ECB wants the government to make match-fixing a criminal offence
With the alarming number of corruption allegations on international cricket players, cricket boards across the world are seeking to involve the judiciary wing to clean the game. Giles Clarke, the chairman of the England and Wales Cricket Board established that ECB is working with the government to make match-fixing a criminal offence.
The ECB and Cricket Australia have held discussions with the ICC regarding the investigation of 12 professional players from around the world by the ICC anti-corruption squad. The alleged players are being probed either for match-fixing or failing to report the approach of a manipulator. Former New Zealand cricketer, Lou Vincent is reported to be one among the 12 international players to be investigated for the three county matches that he was a part of.
Players who have been found guilty of spot fixing have been tried under the 1906 Corruption Act rather than the Gambling Act. Mervyn Westfield, who is the first county cricketer in England to be prosecuted for spot-fixing has also been tried under the Corruption Act. ECB is eager on providing a stricter punishment to probable match-fixers.

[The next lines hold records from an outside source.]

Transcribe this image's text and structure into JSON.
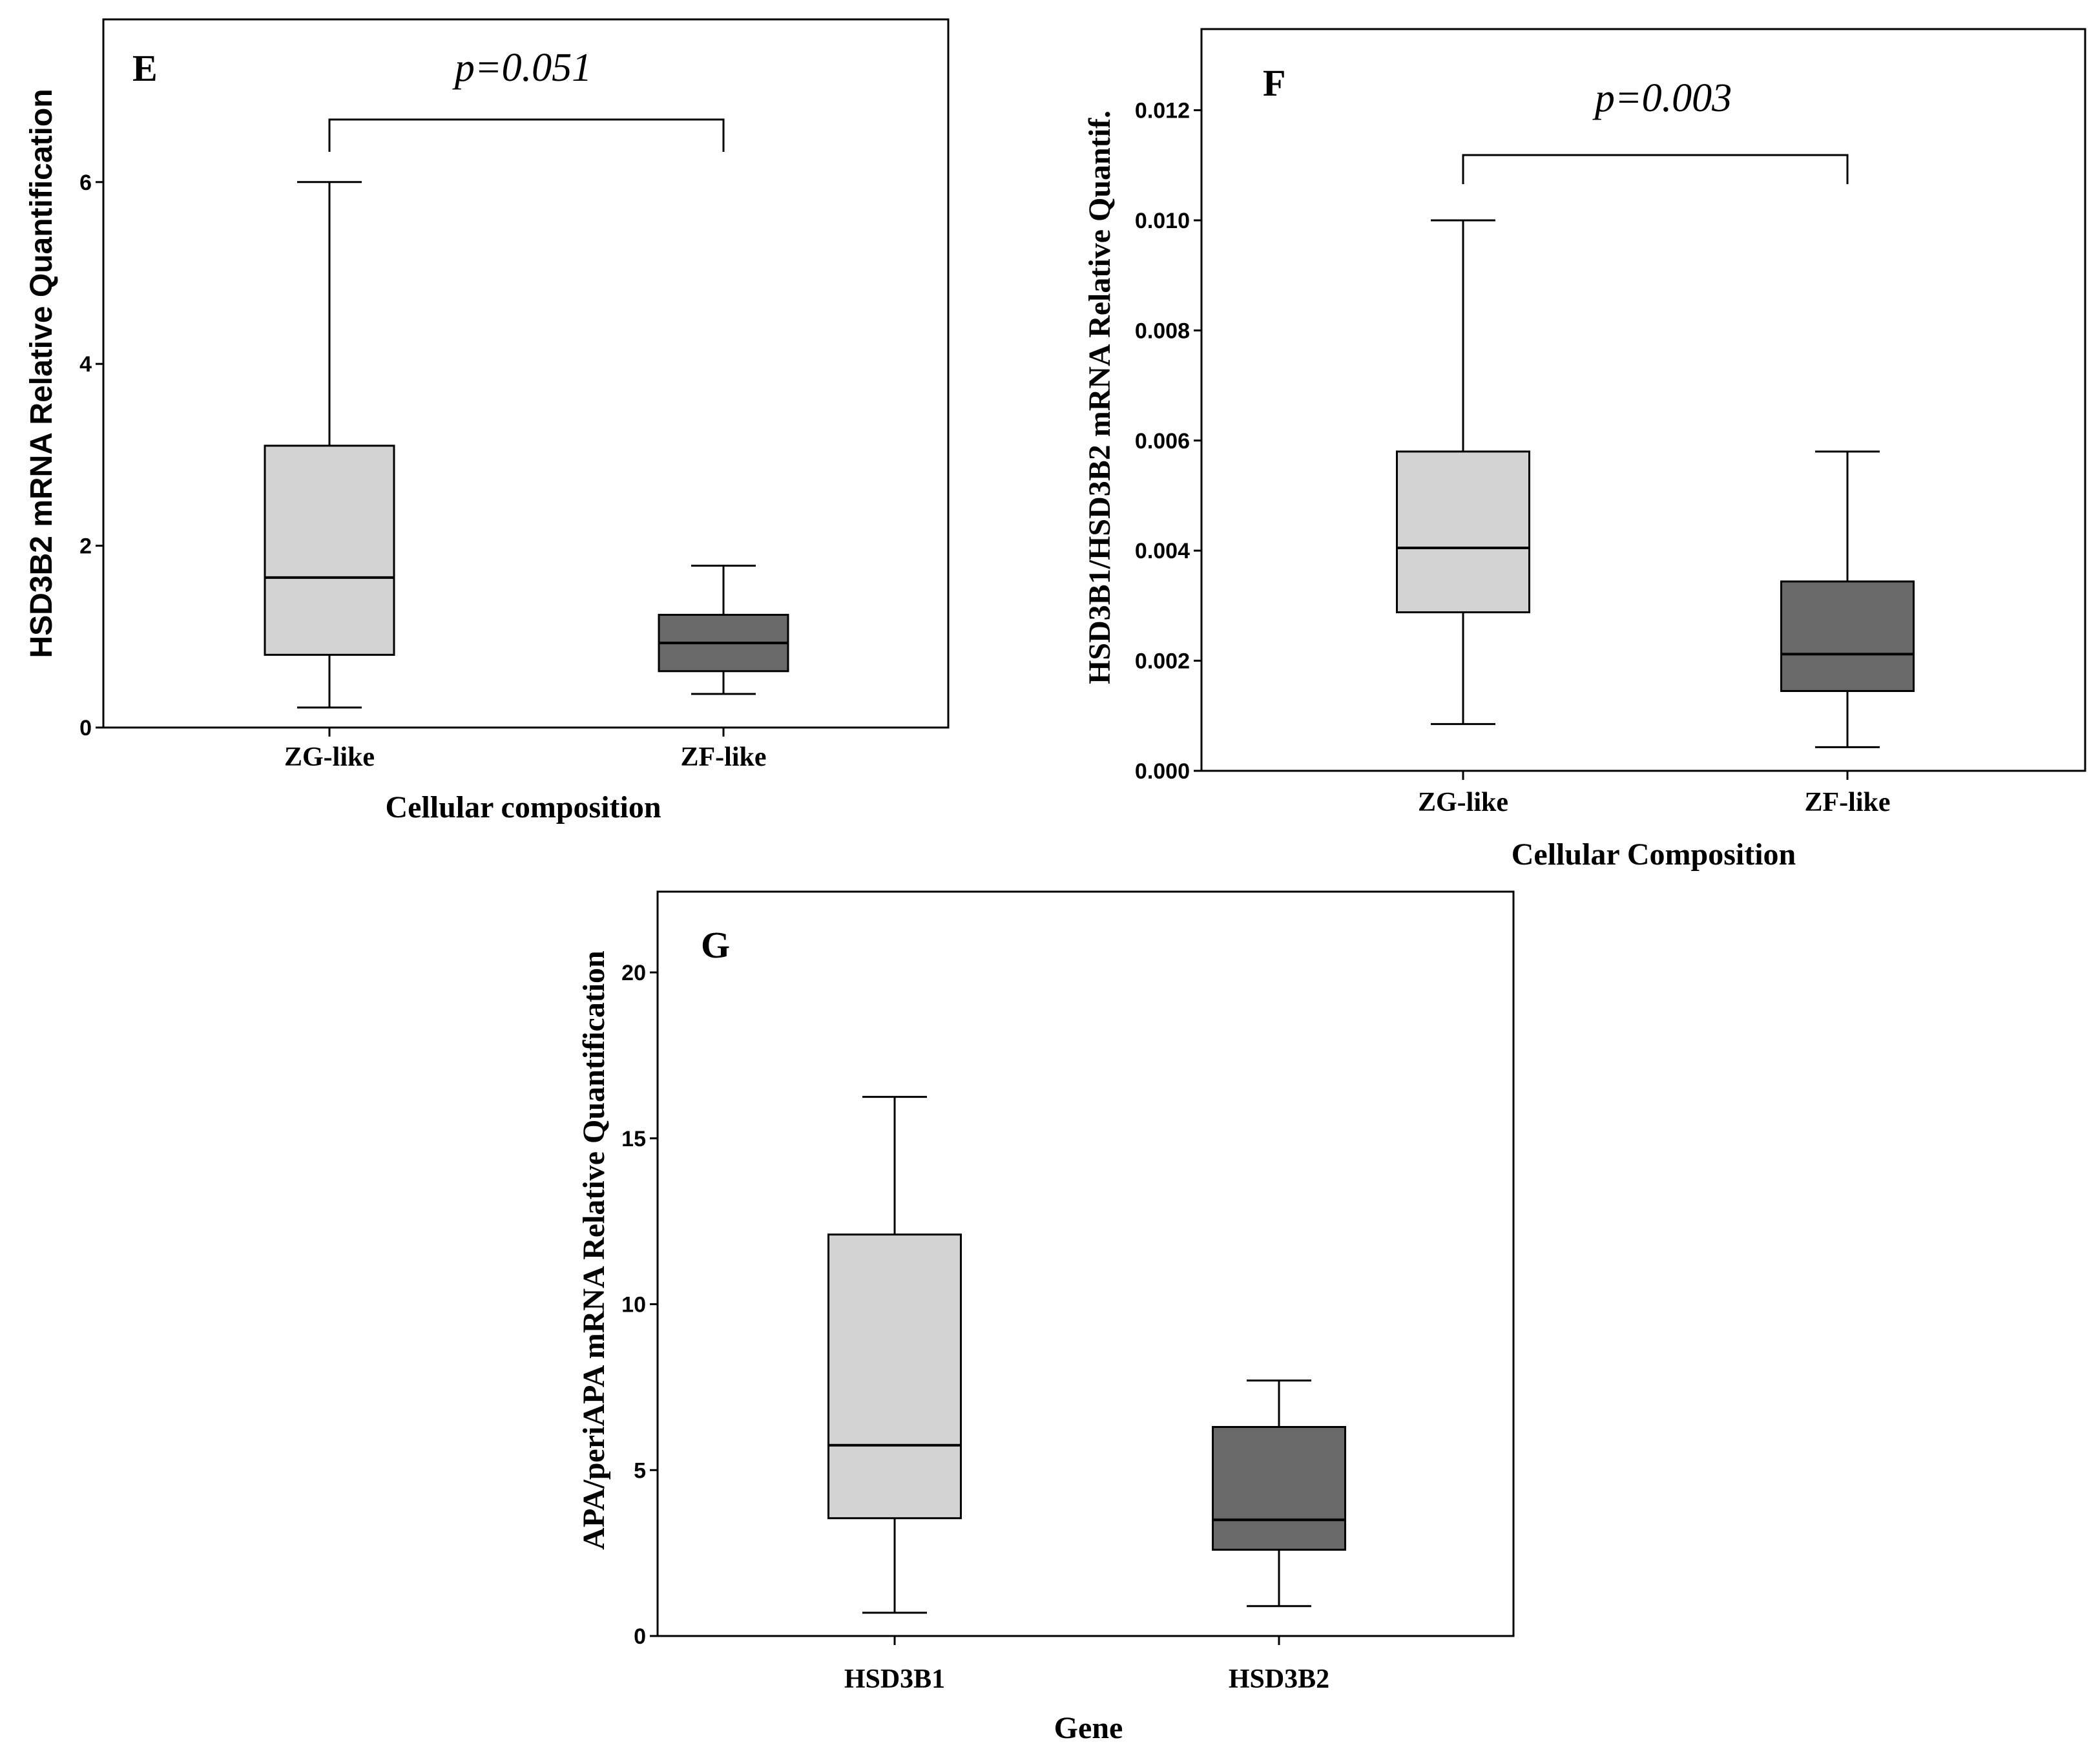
{
  "chart_data": [
    {
      "panel": "E",
      "type": "box",
      "ylabel": "HSD3B2 mRNA Relative Quantification",
      "xlabel": "Cellular composition",
      "ylim": [
        0,
        7.8
      ],
      "yticks": [
        "0",
        "2",
        "4",
        "6"
      ],
      "ytick_values": [
        0,
        2,
        4,
        6
      ],
      "categories": [
        "ZG-like",
        "ZF-like"
      ],
      "boxes": [
        {
          "category": "ZG-like",
          "min": 0.22,
          "q1": 0.8,
          "median": 1.65,
          "q3": 3.1,
          "max": 6.0,
          "color": "#d3d3d3"
        },
        {
          "category": "ZF-like",
          "min": 0.37,
          "q1": 0.62,
          "median": 0.93,
          "q3": 1.24,
          "max": 1.78,
          "color": "#696969"
        }
      ],
      "annotation": {
        "text": "p=0.051",
        "bracket_y": 6.7
      }
    },
    {
      "panel": "F",
      "type": "box",
      "ylabel": "HSD3B1/HSD3B2 mRNA Relative Quantif.",
      "xlabel": "Cellular Composition",
      "ylim": [
        0,
        0.0134
      ],
      "yticks": [
        "0.000",
        "0.002",
        "0.004",
        "0.006",
        "0.008",
        "0.010",
        "0.012"
      ],
      "ytick_values": [
        0,
        0.002,
        0.004,
        0.006,
        0.008,
        0.01,
        0.012
      ],
      "categories": [
        "ZG-like",
        "ZF-like"
      ],
      "boxes": [
        {
          "category": "ZG-like",
          "min": 0.00085,
          "q1": 0.00288,
          "median": 0.00405,
          "q3": 0.0058,
          "max": 0.01,
          "color": "#d3d3d3"
        },
        {
          "category": "ZF-like",
          "min": 0.00043,
          "q1": 0.00145,
          "median": 0.00212,
          "q3": 0.00344,
          "max": 0.0058,
          "color": "#696969"
        }
      ],
      "annotation": {
        "text": "p=0.003",
        "bracket_y": 0.0111
      }
    },
    {
      "panel": "G",
      "type": "box",
      "ylabel": "APA/periAPA mRNA Relative Quantification",
      "xlabel": "Gene",
      "ylim": [
        0,
        22.2
      ],
      "yticks": [
        "0",
        "5",
        "10",
        "15",
        "20"
      ],
      "ytick_values": [
        0,
        5,
        10,
        15,
        20
      ],
      "categories": [
        "HSD3B1",
        "HSD3B2"
      ],
      "boxes": [
        {
          "category": "HSD3B1",
          "min": 0.7,
          "q1": 3.55,
          "median": 5.75,
          "q3": 12.1,
          "max": 16.25,
          "color": "#d3d3d3"
        },
        {
          "category": "HSD3B2",
          "min": 0.9,
          "q1": 2.6,
          "median": 3.5,
          "q3": 6.3,
          "max": 7.7,
          "color": "#696969"
        }
      ]
    }
  ]
}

“We don’t comment on ongoing investigations though any allegation suggesting corruption in sport is damaging. It’s important that we have appropriate legislation and sentences for cheating sport for material and financial gain,” Clarke said.
“The ECB is working very closely with the government in the hope of finding some route through to provide legislation that covers this. The ECB is playing a full role in the ICC’s review of the efficiency and effectiveness of the anti-corruption unit.” he added.

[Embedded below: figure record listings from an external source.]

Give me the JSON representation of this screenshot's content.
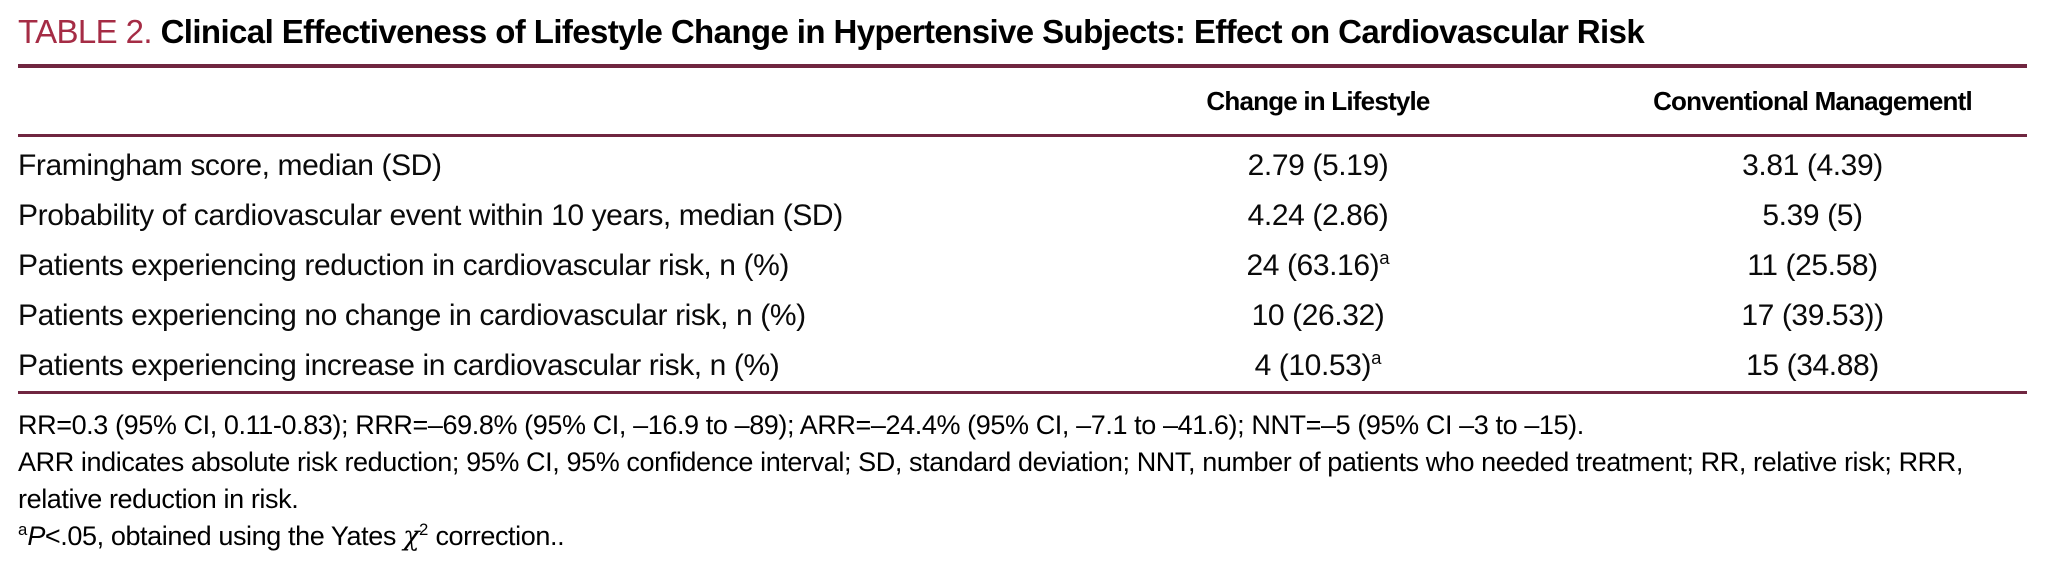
{
  "title": {
    "label": "TABLE 2.",
    "text": "Clinical Effectiveness of Lifestyle Change in Hypertensive Subjects: Effect on Cardiovascular Risk"
  },
  "colors": {
    "accent_red": "#a52c45",
    "rule_maroon": "#702640",
    "text": "#000000",
    "background": "#ffffff"
  },
  "table": {
    "columns": [
      "",
      "Change in Lifestyle",
      "Conventional Managementl"
    ],
    "rows": [
      {
        "label": "Framingham score, median (SD)",
        "lifestyle": "2.79 (5.19)",
        "conventional": "3.81 (4.39)"
      },
      {
        "label": "Probability of cardiovascular event within 10 years, median (SD)",
        "lifestyle": "4.24 (2.86)",
        "conventional": "5.39 (5)"
      },
      {
        "label": "Patients experiencing reduction in cardiovascular risk, n (%)",
        "lifestyle": "24 (63.16)",
        "lifestyle_sup": "a",
        "conventional": "11 (25.58)"
      },
      {
        "label": "Patients experiencing no change in cardiovascular risk, n (%)",
        "lifestyle": "10 (26.32)",
        "conventional": "17 (39.53))"
      },
      {
        "label": "Patients experiencing increase in cardiovascular risk, n (%)",
        "lifestyle": "4 (10.53)",
        "lifestyle_sup": "a",
        "conventional": "15 (34.88)"
      }
    ]
  },
  "footnotes": {
    "stats": "RR=0.3 (95% CI, 0.11-0.83); RRR=–69.8% (95% CI, –16.9 to –89); ARR=–24.4% (95% CI, –7.1 to –41.6); NNT=–5 (95% CI –3 to –15).",
    "abbrev_line1": "ARR indicates absolute risk reduction; 95% CI, 95% confidence interval; SD, standard deviation; NNT, number of patients who needed treatment; RR, relative risk; RRR,",
    "abbrev_line2": "relative reduction in risk.",
    "pvalue_sup": "a",
    "pvalue_p": "P",
    "pvalue_mid": "<.05, obtained using the Yates ",
    "pvalue_chi": "χ",
    "pvalue_chi_sup": "2",
    "pvalue_end": " correction.."
  }
}
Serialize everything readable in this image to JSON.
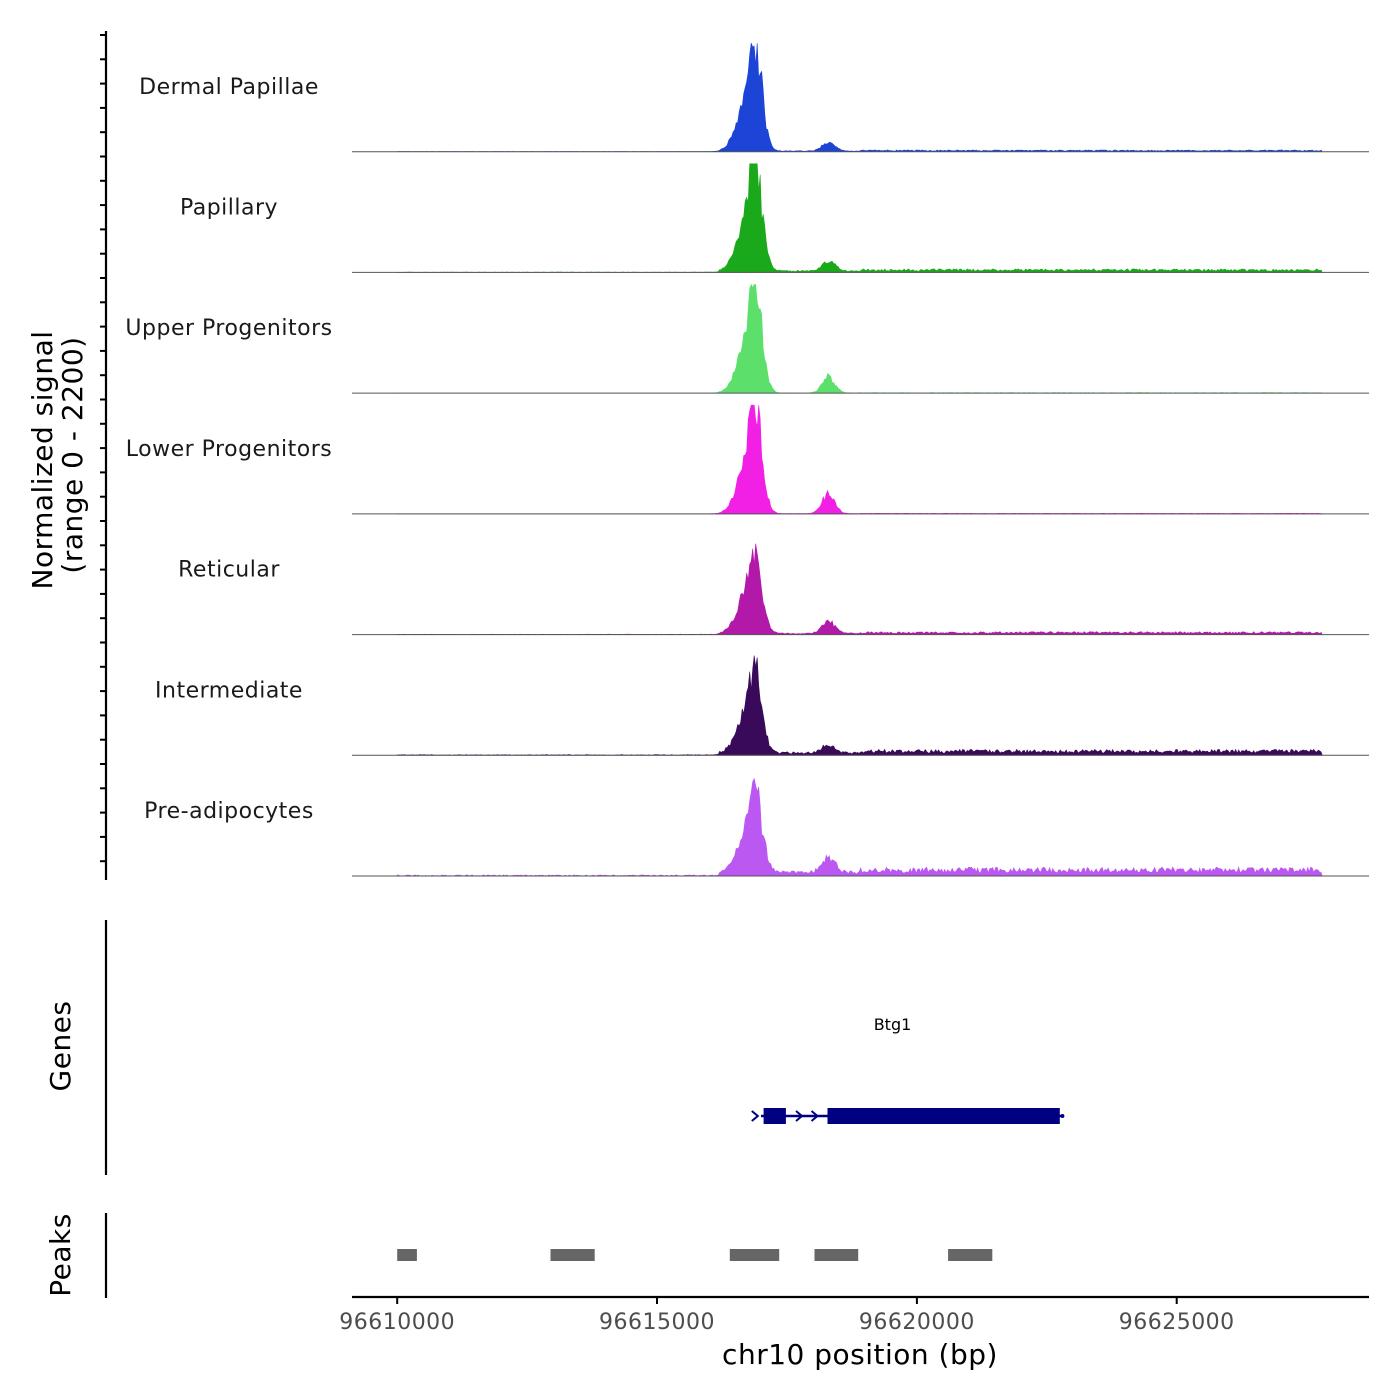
{
  "chart_data": {
    "type": "area",
    "title": "",
    "chromosome": "chr10",
    "xlabel": "chr10 position (bp)",
    "ylabel_line1": "Normalized signal",
    "ylabel_line2": "(range 0 - 2200)",
    "y_range": [
      0,
      2200
    ],
    "xlim": [
      96609130,
      96628700
    ],
    "data_end": 96627800,
    "x_ticks": [
      96610000,
      96615000,
      96620000,
      96625000
    ],
    "x_tick_labels": [
      "96610000",
      "96615000",
      "96620000",
      "96625000"
    ],
    "series": [
      {
        "name": "Dermal Papillae",
        "color": "#1c45d8",
        "peak_pos": 96616900,
        "peak_value": 2200,
        "secondary_value": 230,
        "background_value": 30
      },
      {
        "name": "Papillary",
        "color": "#1aa91a",
        "peak_pos": 96616900,
        "peak_value": 2200,
        "secondary_value": 260,
        "background_value": 60
      },
      {
        "name": "Upper Progenitors",
        "color": "#5ddf6c",
        "peak_pos": 96616900,
        "peak_value": 2200,
        "secondary_value": 400,
        "background_value": 10
      },
      {
        "name": "Lower Progenitors",
        "color": "#f21fe4",
        "peak_pos": 96616900,
        "peak_value": 2200,
        "secondary_value": 500,
        "background_value": 10
      },
      {
        "name": "Reticular",
        "color": "#b219a9",
        "peak_pos": 96616900,
        "peak_value": 1700,
        "secondary_value": 320,
        "background_value": 50
      },
      {
        "name": "Intermediate",
        "color": "#3a0a5a",
        "peak_pos": 96616900,
        "peak_value": 1700,
        "secondary_value": 200,
        "background_value": 100
      },
      {
        "name": "Pre-adipocytes",
        "color": "#bb58f2",
        "peak_pos": 96616900,
        "peak_value": 1700,
        "secondary_value": 400,
        "background_value": 150
      }
    ],
    "genes": {
      "title": "Genes",
      "items": [
        {
          "name": "Btg1",
          "strand": "+",
          "color": "#000080",
          "start": 96617000,
          "end": 96622800,
          "exons": [
            [
              96617050,
              96617480
            ],
            [
              96618280,
              96622750
            ]
          ]
        }
      ]
    },
    "peaks": {
      "title": "Peaks",
      "color": "#666666",
      "regions": [
        [
          96610000,
          96610380
        ],
        [
          96612950,
          96613800
        ],
        [
          96616400,
          96617350
        ],
        [
          96618030,
          96618870
        ],
        [
          96620600,
          96621450
        ]
      ]
    }
  }
}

Vincent becomes the lone suspicion for the three county matches that are being investigated - Sussex’s CB40 match against Kent in 2011; a Sussex Twenty20 against Lancashire; and a Lancashire Twenty20 match against Durham. Vincent’s team-mate Mal Loye, who is not under investigation had reported of being approached by the Kiwi to spot-fix matches.
ICC’s anti-corruption unit’s effectiveness was reviewed in a meeting in London on Thursday and Friday that was attended by ECB and CA, who seem to be worried about the unit’s ability.
Since Westfield’s four-month prison sentence in 2012, ECB’s anti-corruption unit, led by Chris Watts, has appointed a small team that is positioned at all televised small over games.
However, the most challenging task the anti-corruption unit faces is the viewers’ inability to beat time delay and phoning Asia for betting purposes. Since the unit is not entitled with the power to arrest, ECB is working with counties to ban those involved in such cases.